Nous montrerons que la construction se présente sous la forme d’une demande de confirmation
de dicto simulée. La valeur pragmatique est ainsi celle d’une réaction de surprise incrédule (le
plus souvent feinte, et volontiers sur-jouée) suscitée par l’incompatibilité entre les éléments moi
et me moquer. Plus précisément, c’est en « montrant » la surprise provoquée par l’association
de ces deux éléments que la construction véhicule l’idée qu’ils sont incompatibles, au moins
dans l’esprit du locuteur.
Dans un troisième temps, nous chercherons à comprendre quelle est la relation entre moi et me
moquer et comment la séquence Moi me moquer ! « fait construction » – autrement dit comment
le rendement pragmatique observé est conventionnellement attachée à cette routine discursive.
Nous ferons l’hypothèse d’une conventionnalisation de deux interrogatives successives (Moi ?
et me moquer ?) qui en arrivent, par ritualisation, au fonctionnement d’une construction
exclamative.

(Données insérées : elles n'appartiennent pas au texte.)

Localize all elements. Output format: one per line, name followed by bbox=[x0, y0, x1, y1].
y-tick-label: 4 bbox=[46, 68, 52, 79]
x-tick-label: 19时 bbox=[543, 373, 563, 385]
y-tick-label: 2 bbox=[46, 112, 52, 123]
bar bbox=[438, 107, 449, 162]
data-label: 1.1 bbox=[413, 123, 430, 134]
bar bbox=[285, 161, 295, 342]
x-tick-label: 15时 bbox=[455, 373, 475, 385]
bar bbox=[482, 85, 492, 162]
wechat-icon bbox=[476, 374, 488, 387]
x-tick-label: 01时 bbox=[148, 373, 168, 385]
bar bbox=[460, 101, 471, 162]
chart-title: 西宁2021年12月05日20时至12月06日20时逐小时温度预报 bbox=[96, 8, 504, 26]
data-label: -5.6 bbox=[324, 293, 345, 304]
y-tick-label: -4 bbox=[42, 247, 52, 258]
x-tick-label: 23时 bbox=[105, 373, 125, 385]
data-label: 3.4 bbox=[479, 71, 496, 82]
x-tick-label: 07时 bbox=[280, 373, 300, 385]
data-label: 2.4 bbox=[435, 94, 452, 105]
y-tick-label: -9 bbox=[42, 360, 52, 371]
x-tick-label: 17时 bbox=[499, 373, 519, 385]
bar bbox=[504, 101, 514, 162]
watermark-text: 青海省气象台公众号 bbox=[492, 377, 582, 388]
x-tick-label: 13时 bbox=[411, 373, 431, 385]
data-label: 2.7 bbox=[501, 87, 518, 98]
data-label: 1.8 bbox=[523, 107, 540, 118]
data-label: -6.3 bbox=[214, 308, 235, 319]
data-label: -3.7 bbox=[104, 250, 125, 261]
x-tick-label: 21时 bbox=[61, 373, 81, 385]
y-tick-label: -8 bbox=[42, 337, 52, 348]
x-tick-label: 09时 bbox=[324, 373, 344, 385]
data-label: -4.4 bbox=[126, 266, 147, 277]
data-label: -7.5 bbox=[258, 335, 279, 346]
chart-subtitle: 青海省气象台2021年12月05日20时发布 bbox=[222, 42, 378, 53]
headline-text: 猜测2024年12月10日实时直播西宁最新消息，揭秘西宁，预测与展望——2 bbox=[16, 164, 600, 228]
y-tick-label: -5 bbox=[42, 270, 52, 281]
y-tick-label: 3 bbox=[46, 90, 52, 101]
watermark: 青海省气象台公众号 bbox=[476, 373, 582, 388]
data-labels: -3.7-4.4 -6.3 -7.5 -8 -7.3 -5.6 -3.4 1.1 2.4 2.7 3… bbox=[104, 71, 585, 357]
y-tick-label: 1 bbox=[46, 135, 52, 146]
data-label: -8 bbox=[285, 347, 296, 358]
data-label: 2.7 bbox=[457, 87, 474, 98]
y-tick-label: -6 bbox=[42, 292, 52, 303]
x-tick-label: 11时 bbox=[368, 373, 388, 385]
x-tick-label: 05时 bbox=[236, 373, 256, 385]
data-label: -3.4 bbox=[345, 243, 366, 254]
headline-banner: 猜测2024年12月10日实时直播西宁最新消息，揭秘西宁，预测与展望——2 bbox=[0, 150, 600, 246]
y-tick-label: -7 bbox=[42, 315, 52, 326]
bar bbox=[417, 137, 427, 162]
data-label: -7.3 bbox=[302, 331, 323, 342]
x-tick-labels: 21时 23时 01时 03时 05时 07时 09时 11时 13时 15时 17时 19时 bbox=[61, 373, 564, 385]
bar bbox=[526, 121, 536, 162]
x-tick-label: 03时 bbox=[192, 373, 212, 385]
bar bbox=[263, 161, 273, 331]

Nous nous attarderons en particulier sur les formes avec un SN indéfini (ex. 6).
Nous montrerons comment celles-ci sont moins étroitement tributaires de leur contexte et
peuvent présenter typiquement les propriétés reconnues habituellement aux « Constructions »
dans le cadre des Grammaires de Constructions.
Par ailleurs, notre construction suscite ordinairement une inférence négative, de type réfutation.
Ainsi la construction Moi, me moquer ! est largement utilisée pour exprimer le sous-entendu
<je ne me moque en aucun cas>. Elle est d’ailleurs parfois suivie d’un élément qui redonde sur
cette valeur (non, jamais, en aucun cas). Nous ne négligerons pas, cependant, certains exemples
qui semblent s’écarter de cette description, et dans lesquels cette inférence semble plus
problématique. C’est le cas pour des enchaînements du type Moi, aller à Caen ! mais j’en rêve !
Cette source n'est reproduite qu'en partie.